A statement of objection has been sent to the following firms: Bremnes, Cermaq, Grieg Seafood, Lerøy, Mowi and Salmar.

Competition is essential to ensure that consumers have access to food at affordable prices,” said Margrethe Vestager, executive vice president in charge of competition policy at the EC. “We are concerned that six salmon producers exchanged commercially sensitive information with the aim to limit competition on the market, to the detriment of European customers. The companies concerned now have the possibility to respond to our concerns.”

In its allegation, the EC raised concerns that commercially sensitive information may have been exchanged between the six companies between 2011 and 2019. The data includes that related to selling prices as well as capacity, production and sales volumes.

This could have been used by the firms to provide more certainty in the market, according to the EC. It alleges this applied to spot sales to the EU for fresh, whole and gutted Atlantic salmon produced in Norway.

Excluded from this investigation are long-term sales contracts, and other products such as frozen farmed salmon or processed products such as salmon fillets, loins or smoked salmon.

If the investigation confirms the EC’s suspicions, the companies would have infringed Article 101 of the Treaty of the Functioning of the EU, which covers cartels and other restrictive practices.

Prior to and related to the latest allegations, the EC stated that its officials had carried out unannounced inspections of companies producing Atlantic salmon in several EU member states in February 2019. 

Salmon production in Norway

The ongoing investigations affect a significant proportion of the EU fish market.

Norway produces more than half of the global production of farmed Atlantic salmon, according to the EC, and the EU is the leading destination for its exports.

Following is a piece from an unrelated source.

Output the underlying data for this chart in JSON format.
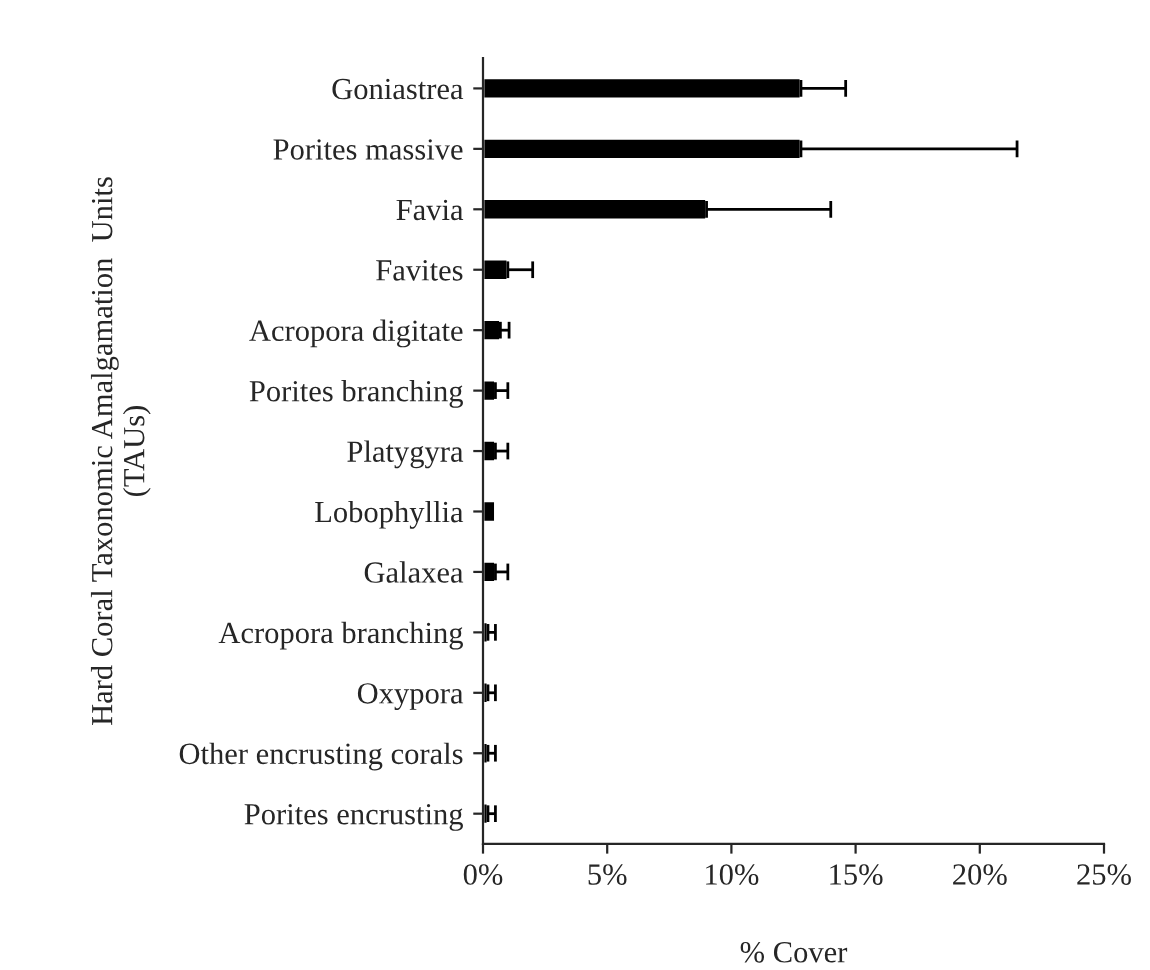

Almost 80% of Norwegian production is in the form of the product group under investigation, namely fresh, whole and gutted Atlantic salmon.

Farming of salmon in the country began in the 1970s, according to the Norwegian Seafood Council.

In 2020, total production of farmed aquaculture animal by Norway amounted to 1.49 million metric tons, according to the United Nations’ Food and Agriculture Organization. Accounting for around 47% of the total output in this category in Europe, it will include relative small amounts of species other than Atlantic salmon.

In terms of global finfish volume by marine and coastal aquaculture, Norway was the second largest producer, not far behind the leader, China.

Three months ago, Mowi reported an explosion at one of its facilities in Norway. Just one silo was damaged, and there were no injuries. Production was up to full capacity again the next day.